Andrew Binstock has a good post on “Writing your own language — How to choose a VM.” In the post, he says that “Most of these VMs encourage your compiler to output not bytecodes but source code using their native language.” But at the level of code generation, you’re talking low-level output, it’s much harder to take advantage of the abstractions of a high-level language. In other words, I don’t think that for code generation, it’s that much harder to output C than it is to output Ruby (or Lua or Java or C# or Haskell or whatever). And, if so, I have to wonder if targetting a VM (which all, as far as I can tell, are more constrained than the ‘portable assembly language’ of C) is not more trouble than it’s worth.

Of course, my argument only holds true for writing a new general purpose language: a domain-specific language that is primarily additive (for instance, a language that specifies the structure of a particular type of game cough cough) can, when targeting a VM, accept huge swaths of functionality, like type systems and control-flow structure and so forth.
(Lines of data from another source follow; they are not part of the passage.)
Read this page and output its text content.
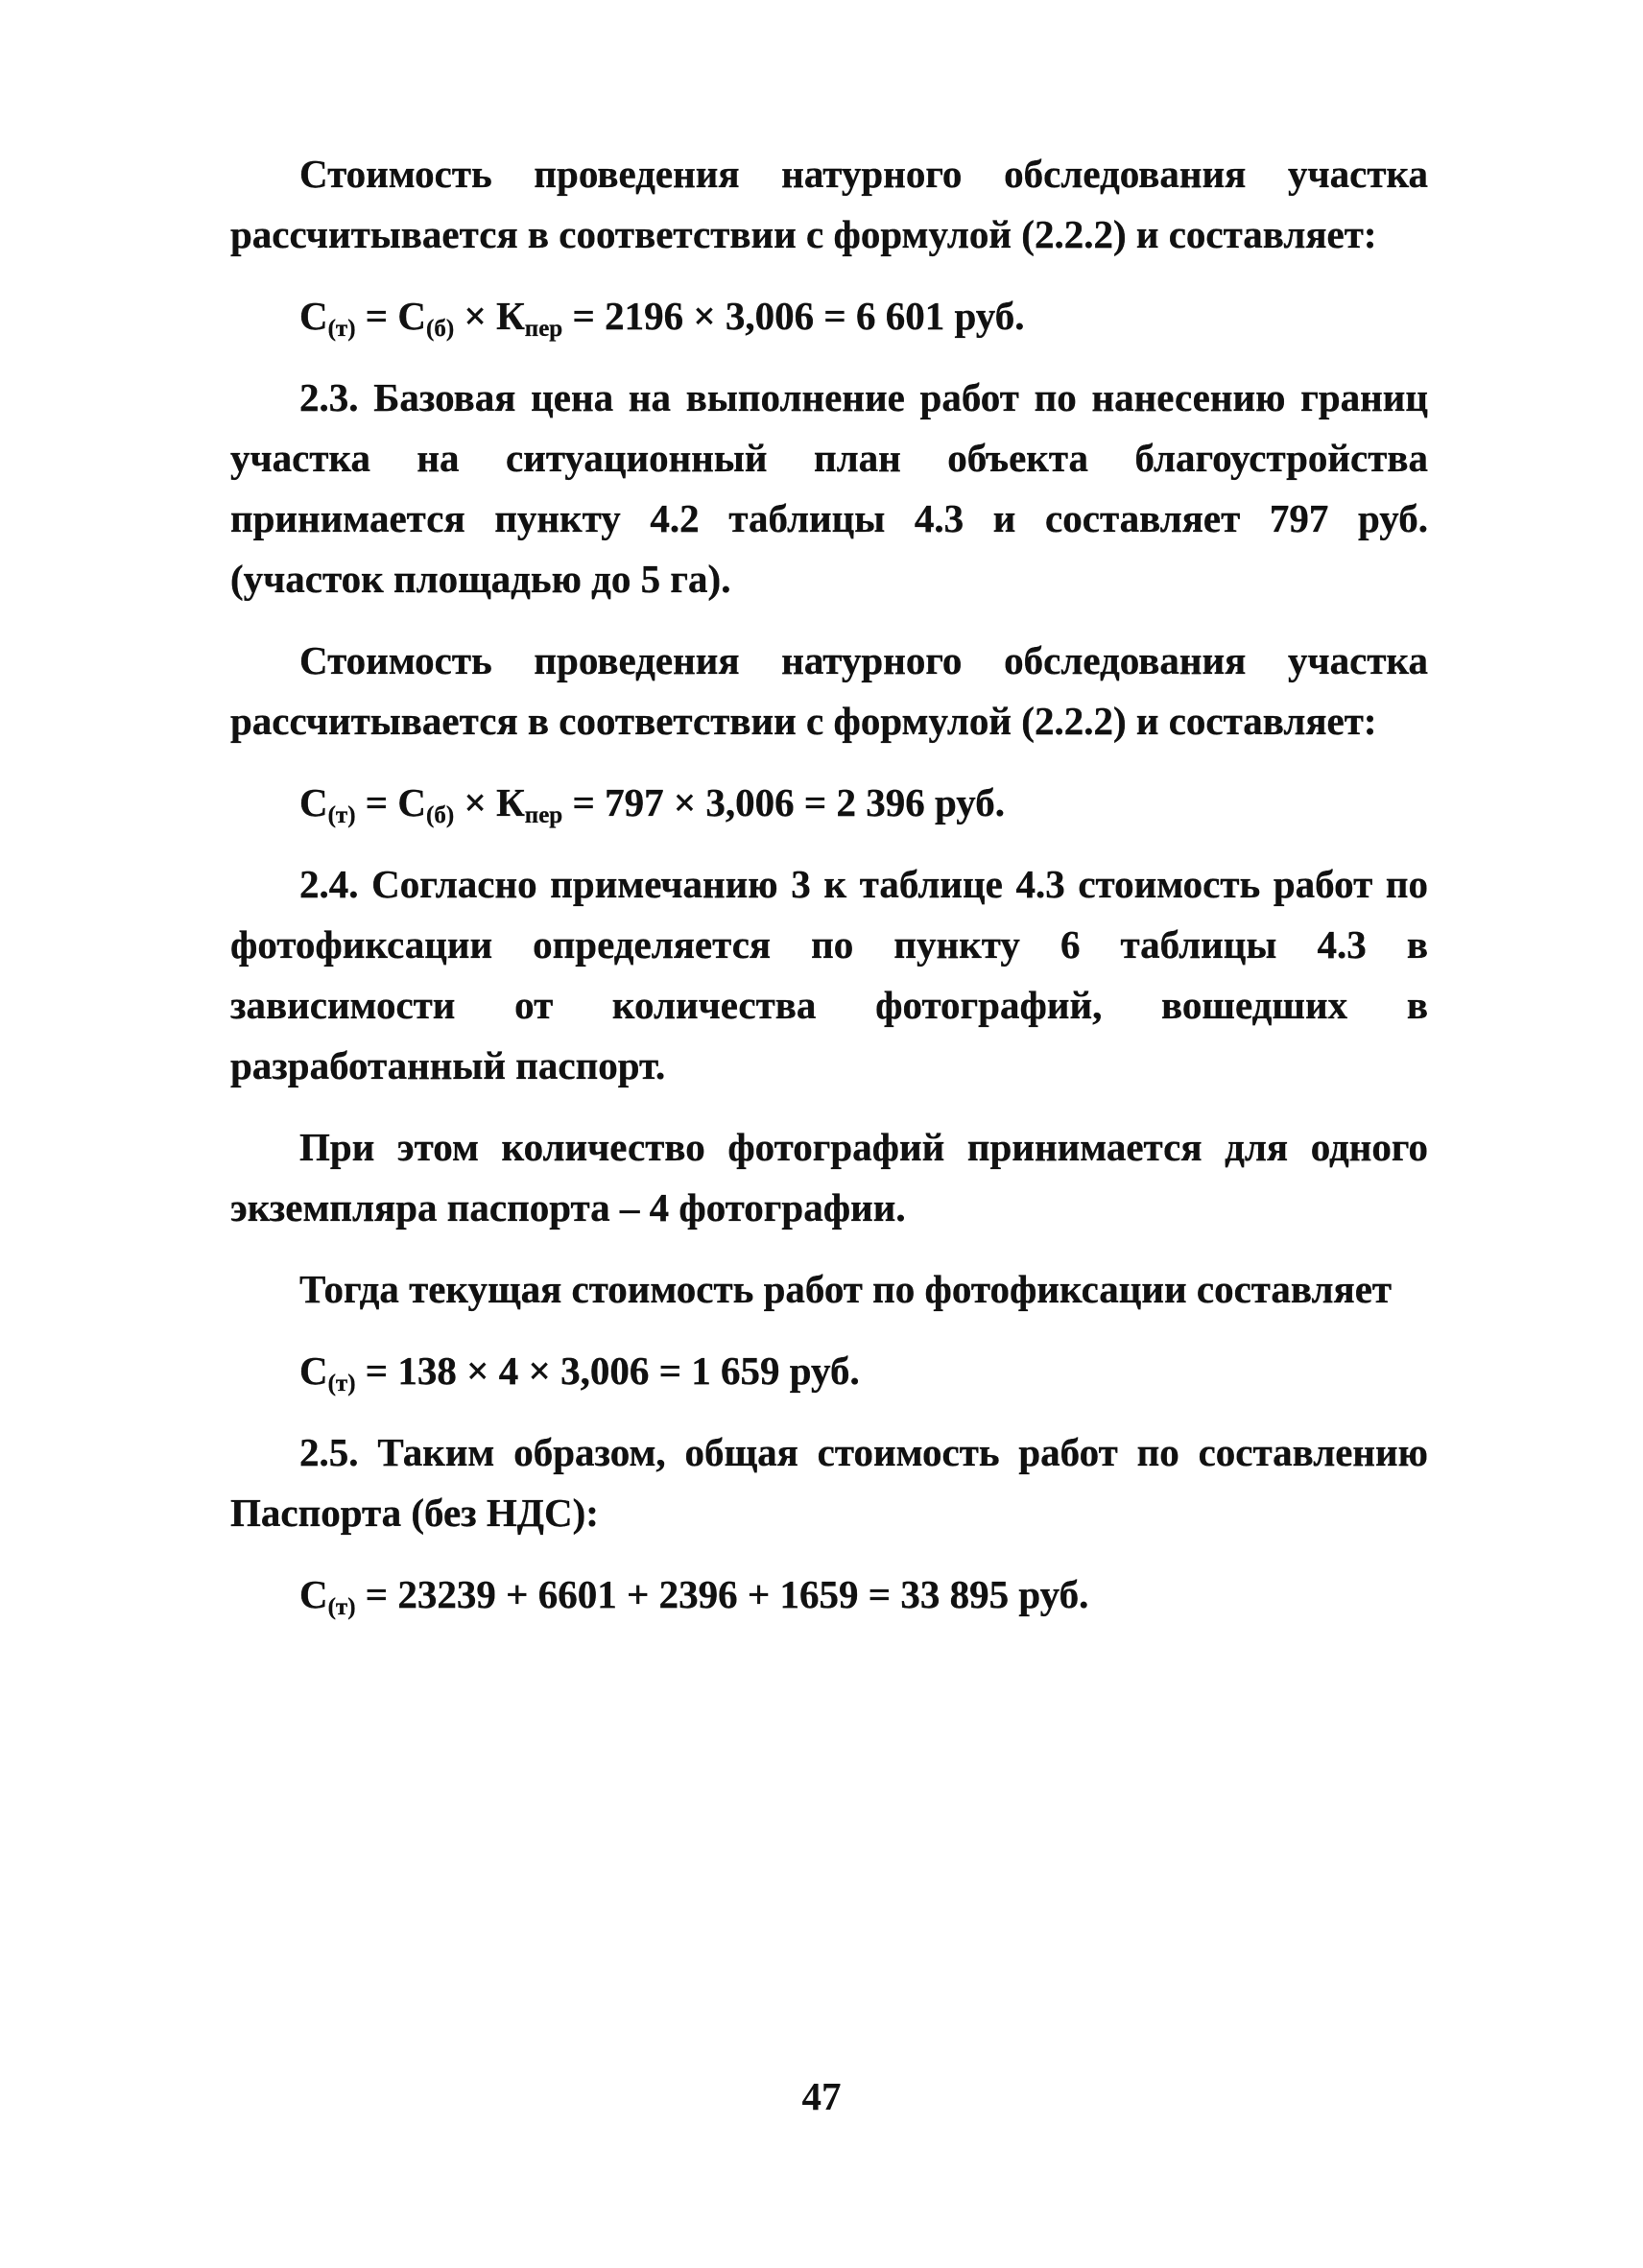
Стоимость проведения натурного обследования участка рассчитывается в соответствии с формулой (2.2.2) и составляет:

$С_{(т)} = С_{(б)} \times К_{пер} = 2196 \times 3,006 = 6$ 601 руб.

2.3. Базовая цена на выполнение работ по нанесению границ участка на ситуационный план объекта благоустройства принимается пункту 4.2 таблицы 4.3 и составляет 797 руб. (участок площадью до 5 га).

Стоимость проведения натурного обследования участка рассчитывается в соответствии с формулой (2.2.2) и составляет:

$С_{(т)} = С_{(б)} \times К_{пер} = 797 \times 3,006 = 2$ 396 руб.

2.4. Согласно примечанию 3 к таблице 4.3 стоимость работ по фотофиксации определяется по пункту 6 таблицы 4.3 в зависимости от количества фотографий, вошедших в разработанный паспорт.

При этом количество фотографий принимается для одного экземпляра паспорта – 4 фотографии.

Тогда текущая стоимость работ по фотофиксации составляет

$С_{(т)} = 138 \times 4 \times 3,006 = 1$ 659 руб.

2.5. Таким образом, общая стоимость работ по составлению Паспорта (без НДС):

$С_{(т)} = 23239 + 6601 + 2396 + 1659 = 33$ 895 руб.
47
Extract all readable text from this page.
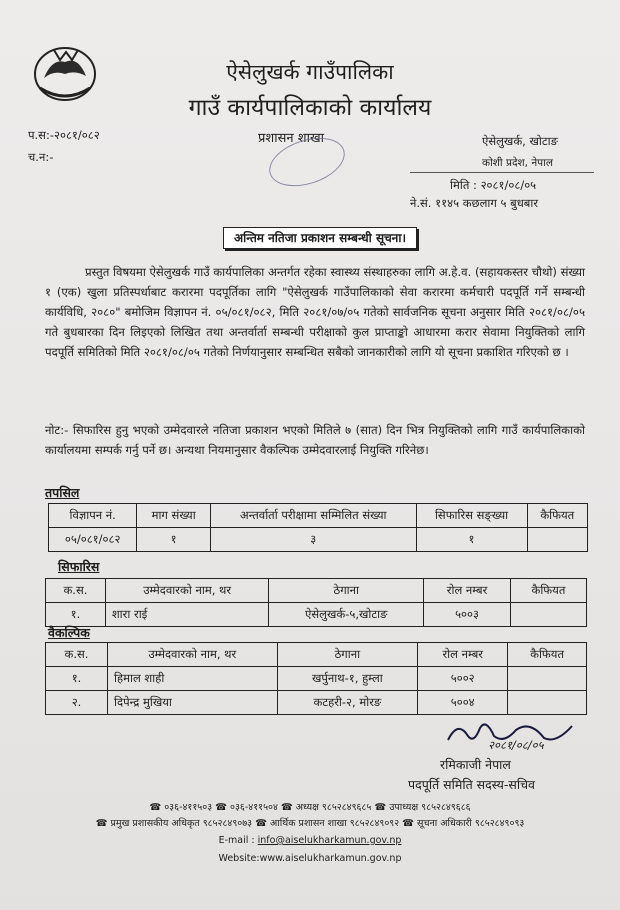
ऐसेलुखर्क गाउँपालिका
गाउँ कार्यपालिकाको कार्यालय
प.स:-२०८१/०८२
च.न:-
प्रशासन शाखा	ऐसेलुखर्क, खोटाङ
कोशी प्रदेश, नेपाल
मिति : २०८१/०८/०५
ने.सं. ११४५ कछलाग ५ बुधबार
अन्तिम नतिजा प्रकाशन सम्बन्धी सूचना।
प्रस्तुत विषयमा ऐसेलुखर्क गाउँ कार्यपालिका अन्तर्गत रहेका स्वास्थ्य संस्थाहरुका लागि अ.हे.व. (सहायकस्तर चौथो) संख्या १ (एक) खुला प्रतिस्पर्धाबाट करारमा पदपूर्तिका लागि "ऐसेलुखर्क गाउँपालिकाको सेवा करारमा कर्मचारी पदपूर्ति गर्ने सम्बन्धी कार्यविधि, २०८०" बमोजिम विज्ञापन नं. ०५/०८१/०८२, मिति २०८१/०७/०५ गतेको सार्वजनिक सूचना अनुसार मिति २०८१/०८/०५ गते बुधबारका दिन लिइएको लिखित तथा अन्तर्वार्ता सम्बन्धी परीक्षाको कुल प्राप्ताङ्को आधारमा करार सेवामा नियुक्तिको लागि पदपूर्ति समितिको मिति २०८१/०८/०५ गतेको निर्णयानुसार सम्बन्धित सबैको जानकारीको लागि यो सूचना प्रकाशित गरिएको छ ।
नोट:- सिफारिस हुनु भएको उम्मेदवारले नतिजा प्रकाशन भएको मितिले ७ (सात) दिन भित्र नियुक्तिको लागि गाउँ कार्यपालिकाको कार्यालयमा सम्पर्क गर्नु पर्ने छ। अन्यथा नियमानुसार वैकल्पिक उम्मेदवारलाई नियुक्ति गरिनेछ।
तपसिल
विज्ञापन नं.	माग संख्या	अन्तर्वार्ता परीक्षामा सम्मिलित संख्या	सिफारिस सङ्ख्या	कैफियत
०५/०८१/०८२	१	३	१	
सिफारिस
क.स.	उम्मेदवारको नाम, थर	ठेगाना	रोल नम्बर	कैफियत
१.	शारा राई	ऐसेलुखर्क-५,खोटाङ	५००३	
वैकल्पिक
क.स.	उम्मेदवारको नाम, थर	ठेगाना	रोल नम्बर	कैफियत
१.	हिमाल शाही	खर्पुनाथ-१, हुम्ला	५००२	
२.	दिपेन्द्र मुखिया	कटहरी-२, मोरङ	५००४	
२०८१/०८/०५
रमिकाजी नेपाल
पदपूर्ति समिति सदस्य-सचिव
☎ ०३६-४११५०३ ☎ ०३६-४११५०४ ☎ अध्यक्ष ९८५२८४९६८५ ☎ उपाध्यक्ष ९८५२८४९६८६
☎ प्रमुख प्रशासकीय अधिकृत ९८५२८४९०७३ ☎ आर्थिक प्रशासन शाखा ९८५२८४९०९२ ☎ सूचना अधिकारी ९८५२८४९०९३
E-mail : info@aiselukharkamun.gov.np
Website:www.aiselukharkamun.gov.np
And also, of course, whether you’re building a DSL or a general-purpose language, you will most likely end up using a parser generator. I personally like ANTLR, which like most generators allows you to alter the generation target between C and higher-level languages (right now, the significant upgrade to ANTLR 3 is being tracked by contributors writing code generators for Java, C++, C#, C, Objective C, Python, Ruby, LISP, Perl6, PHP, and Oberon).